Не такого ответа ожидала от нее Флаффи. Она думала, эта хорошенькая молодая девушка хочет быть танцовщицей или, на худой конец, официанткой, разносящей напитки и коктейли. Но уж никак не метать банк!
— А ты владеешь этим ремеслом? — спросила она, не в силах скрыть нотки сомнения в голосе.
— Это единственное, что я умею делать по-настоящему хорошо.
— Ладно, — коротко кивнула Флаффи, — если так, тебе нужно попасть в одно из старейших казино.
— Почему? Я вообще-то хотела попробовать поступить на работу в «Гранд» или «Люксор»… или даже в «Цезарь-Палас»! Не может быть., чтобы им не нужны были работники.

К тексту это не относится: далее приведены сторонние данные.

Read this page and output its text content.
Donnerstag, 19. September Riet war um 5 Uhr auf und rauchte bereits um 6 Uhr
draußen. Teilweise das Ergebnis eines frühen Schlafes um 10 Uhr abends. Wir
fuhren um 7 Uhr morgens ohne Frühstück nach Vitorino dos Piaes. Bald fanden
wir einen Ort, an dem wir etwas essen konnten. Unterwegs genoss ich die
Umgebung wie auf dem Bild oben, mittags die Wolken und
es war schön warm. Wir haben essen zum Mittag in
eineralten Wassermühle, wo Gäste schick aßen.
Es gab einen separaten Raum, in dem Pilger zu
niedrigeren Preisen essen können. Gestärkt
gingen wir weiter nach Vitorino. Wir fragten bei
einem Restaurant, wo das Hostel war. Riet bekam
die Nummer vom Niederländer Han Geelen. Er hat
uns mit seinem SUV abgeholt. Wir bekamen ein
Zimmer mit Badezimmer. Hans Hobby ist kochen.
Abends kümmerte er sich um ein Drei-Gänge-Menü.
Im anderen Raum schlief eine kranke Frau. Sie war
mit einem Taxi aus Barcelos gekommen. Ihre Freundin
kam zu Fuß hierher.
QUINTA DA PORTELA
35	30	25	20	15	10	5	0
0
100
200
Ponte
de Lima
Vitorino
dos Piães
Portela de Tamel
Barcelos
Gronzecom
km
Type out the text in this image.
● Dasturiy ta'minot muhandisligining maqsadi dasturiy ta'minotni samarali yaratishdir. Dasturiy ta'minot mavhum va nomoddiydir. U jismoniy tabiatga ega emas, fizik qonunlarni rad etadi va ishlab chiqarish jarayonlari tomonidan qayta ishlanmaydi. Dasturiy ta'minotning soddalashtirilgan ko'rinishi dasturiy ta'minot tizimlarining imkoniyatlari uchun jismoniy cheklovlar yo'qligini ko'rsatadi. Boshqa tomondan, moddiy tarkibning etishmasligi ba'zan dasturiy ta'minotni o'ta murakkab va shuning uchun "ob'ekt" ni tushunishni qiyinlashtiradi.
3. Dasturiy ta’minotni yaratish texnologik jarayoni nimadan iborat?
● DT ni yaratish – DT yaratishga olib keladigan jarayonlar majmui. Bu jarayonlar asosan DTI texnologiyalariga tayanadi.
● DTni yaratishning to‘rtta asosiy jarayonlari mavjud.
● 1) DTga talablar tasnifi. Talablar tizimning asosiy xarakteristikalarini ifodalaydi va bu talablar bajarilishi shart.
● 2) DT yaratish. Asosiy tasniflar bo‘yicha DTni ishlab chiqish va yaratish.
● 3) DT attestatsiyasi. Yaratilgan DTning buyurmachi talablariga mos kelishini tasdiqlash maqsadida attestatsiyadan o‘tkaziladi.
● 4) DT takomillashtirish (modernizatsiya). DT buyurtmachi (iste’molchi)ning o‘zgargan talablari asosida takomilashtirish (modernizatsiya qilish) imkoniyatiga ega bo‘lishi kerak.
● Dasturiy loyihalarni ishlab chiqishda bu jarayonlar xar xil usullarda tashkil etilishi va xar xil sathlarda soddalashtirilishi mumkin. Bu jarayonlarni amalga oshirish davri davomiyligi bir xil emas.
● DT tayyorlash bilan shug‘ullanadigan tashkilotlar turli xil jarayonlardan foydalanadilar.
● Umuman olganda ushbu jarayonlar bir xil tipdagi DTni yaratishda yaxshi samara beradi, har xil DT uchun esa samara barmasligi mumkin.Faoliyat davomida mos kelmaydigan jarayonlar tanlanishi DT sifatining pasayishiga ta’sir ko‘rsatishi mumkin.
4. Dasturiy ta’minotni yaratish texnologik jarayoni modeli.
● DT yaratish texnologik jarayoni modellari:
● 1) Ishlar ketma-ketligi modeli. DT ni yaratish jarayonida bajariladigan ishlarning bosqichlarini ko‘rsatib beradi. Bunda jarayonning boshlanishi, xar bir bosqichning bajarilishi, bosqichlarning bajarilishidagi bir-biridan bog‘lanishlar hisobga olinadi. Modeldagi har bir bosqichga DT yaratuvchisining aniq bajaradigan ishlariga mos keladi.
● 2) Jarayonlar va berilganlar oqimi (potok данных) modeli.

— Конечно, милая. В этом городе всегда найдется работа в каком-нибудь казино: слишком часто служащие поддаются соблазну и начинают злоупотреблять спиртным, а то и вовсе становятся наркоманами. Иногда они залезают в такие долги, что готовы покончить жизнь самоубийством… Так-то, детка! В этом городе удовольствий и греха каждый месяц случается столько банкротств, сколько во всей Америке. Жить и работать в Лас-Вегасе не каждому по силам. Ты понимаешь, что я хочу сказать, детка?
Лаки кивнула, мгновенно вспомнив, как несколько часов назад средь бела дня к ней пристал сутенер. По спине пробежали мурашки при одной мысли о том, что ей придется совершенно одной строить свою жизнь в этом опасном городе. До приезда в Лас-Вегас она представляла его совсем не таким.
У себя в Крейдл-Крике она всегда знала, от кого можно ждать удара в спину, а кто не станет причинять ей зла. Здесь же, в Лас-Вегасе, все было незнакомым и заведомо опасным. Здесь она никого, не знала, не говоря уже о том, чтобы иметь друзей.